The second part would involve dedicated military personnel. Their mandate would be similar to that of the North Atlantic Treaty Organization’s (NATO) personnel in Kosovo and the UN’s forces in Mali. In addition to safeguarding humans and fostering rebuilding, peacekeepers in these locations protected cultural heritage. Such efforts can constitute a “force multiplier” by removing hazards, suppressing looting, and deterring politically motivated attacks. In fact, NATO insiders speak increasingly of the “security-heritage nexus.”

The international entity for the protection of cultural heritage and museum professionals that we envision would help mitigate the grave threats to cultural heritage in conflict zones. At present, officials in both the private and public sectors are expressing concern, and museums and other entities in the United States and elsewhere are working with their Ukrainian counterparts on these issues. But the network is loose-knit and ill-prepared at best. This consortium would mobilize and foster cooperation among the various actors tasked to protect cultural heritage in political crises with significant humanitarian dimensions similar to those in Ukraine. While the temporary relocation of cultural objects remains fraught, the protection of trained and knowledgeable local cultural custodians is less so. Aided by an established network of organizations to assist with documentation, travel, and placement, cultural heritage workers could continue to carry out their duties with temporarily stored treasures, even while displaced.

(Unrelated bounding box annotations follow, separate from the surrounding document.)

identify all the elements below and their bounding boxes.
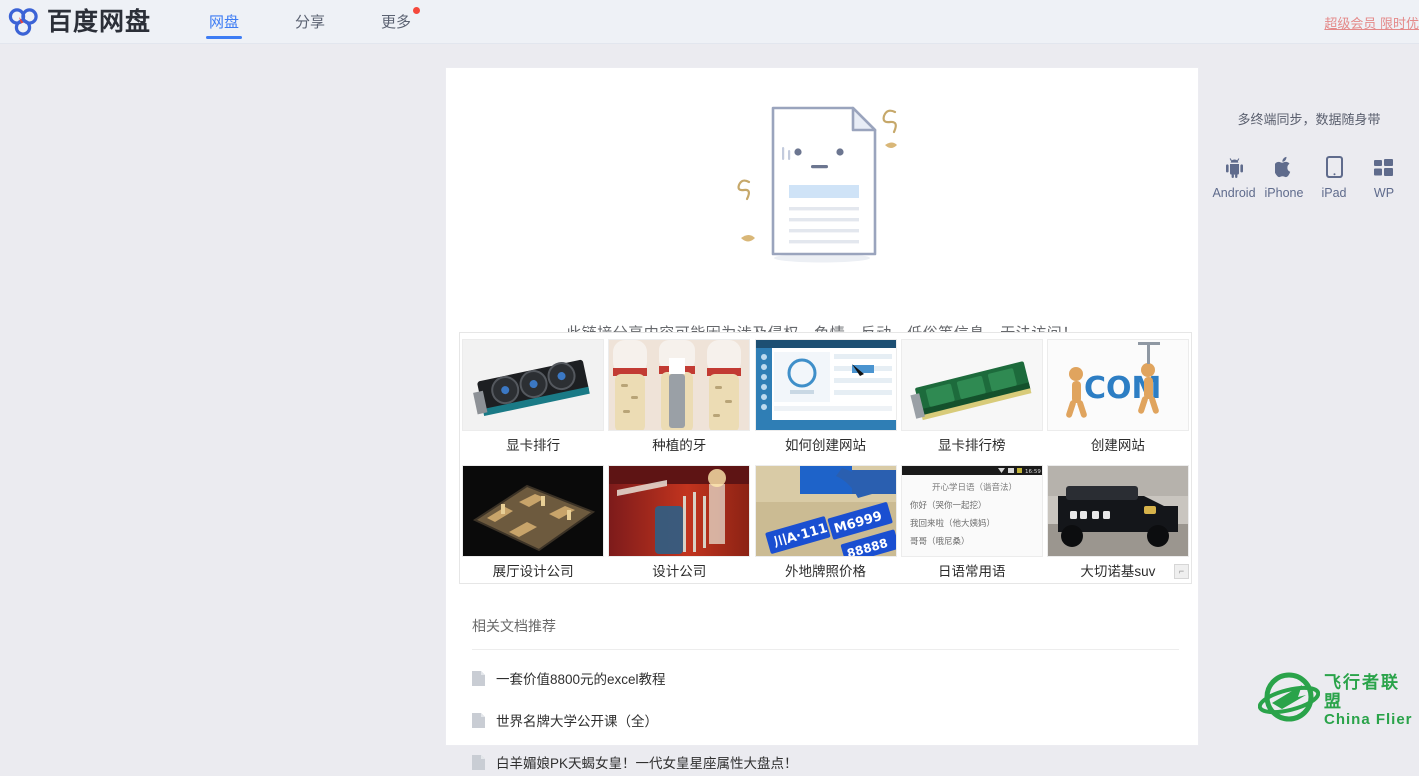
svg-text:哥哥（哦尼桑）: 哥哥（哦尼桑） <box>910 536 970 547</box>
nav-item-more[interactable]: 更多 <box>381 0 421 44</box>
thumbnail-cell-japanese-phrases[interactable]: 16:59 开心学日语（谐音法） 你好（哭你一起挖） 我回来啦（他大姨妈） 哥哥… <box>899 459 1045 583</box>
app-download-android[interactable]: Android <box>1209 156 1259 200</box>
dental-implant-thumb <box>608 339 751 431</box>
thumbnail-row: 显卡排行 种植的牙 如何创建网站 显卡排行榜 COM 创建网站 <box>460 333 1191 459</box>
right-sidebar: 多终端同步，数据随身带 Android iPhone iPad WP <box>1199 68 1419 200</box>
app-download-iphone[interactable]: iPhone <box>1259 156 1309 200</box>
svg-text:我回来啦（他大姨妈）: 我回来啦（他大姨妈） <box>910 518 995 529</box>
watermark-en-text: China Flier <box>1324 710 1413 728</box>
watermark-cn-text: 飞行者联盟 <box>1324 672 1400 711</box>
china-flier-watermark: 飞行者联盟 China Flier <box>1257 668 1413 732</box>
recommended-thumbnails-grid: 显卡排行 种植的牙 如何创建网站 显卡排行榜 COM 创建网站 展厅设计公司 设… <box>459 332 1192 584</box>
super-vip-promo-link[interactable]: 超级会员 限时优 <box>1324 13 1419 32</box>
com-letters-3d-thumb: COM <box>1046 339 1189 431</box>
notification-dot-badge <box>413 6 421 14</box>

It is worth repeating a quote found in our introduction from the nineteenth-century German poet Heinrich Heine, words also employed by Raphael Lemkin, the proponent of the term “cultural genocide”: “First they burn the books, then they burn the bodies.” The war crime of destroying cultural heritage is yet another reason to oppose Russian recolonization. It is also the reason why the analyses and recommendations in the pages that follow make for even more essential reading now than when we finalized them.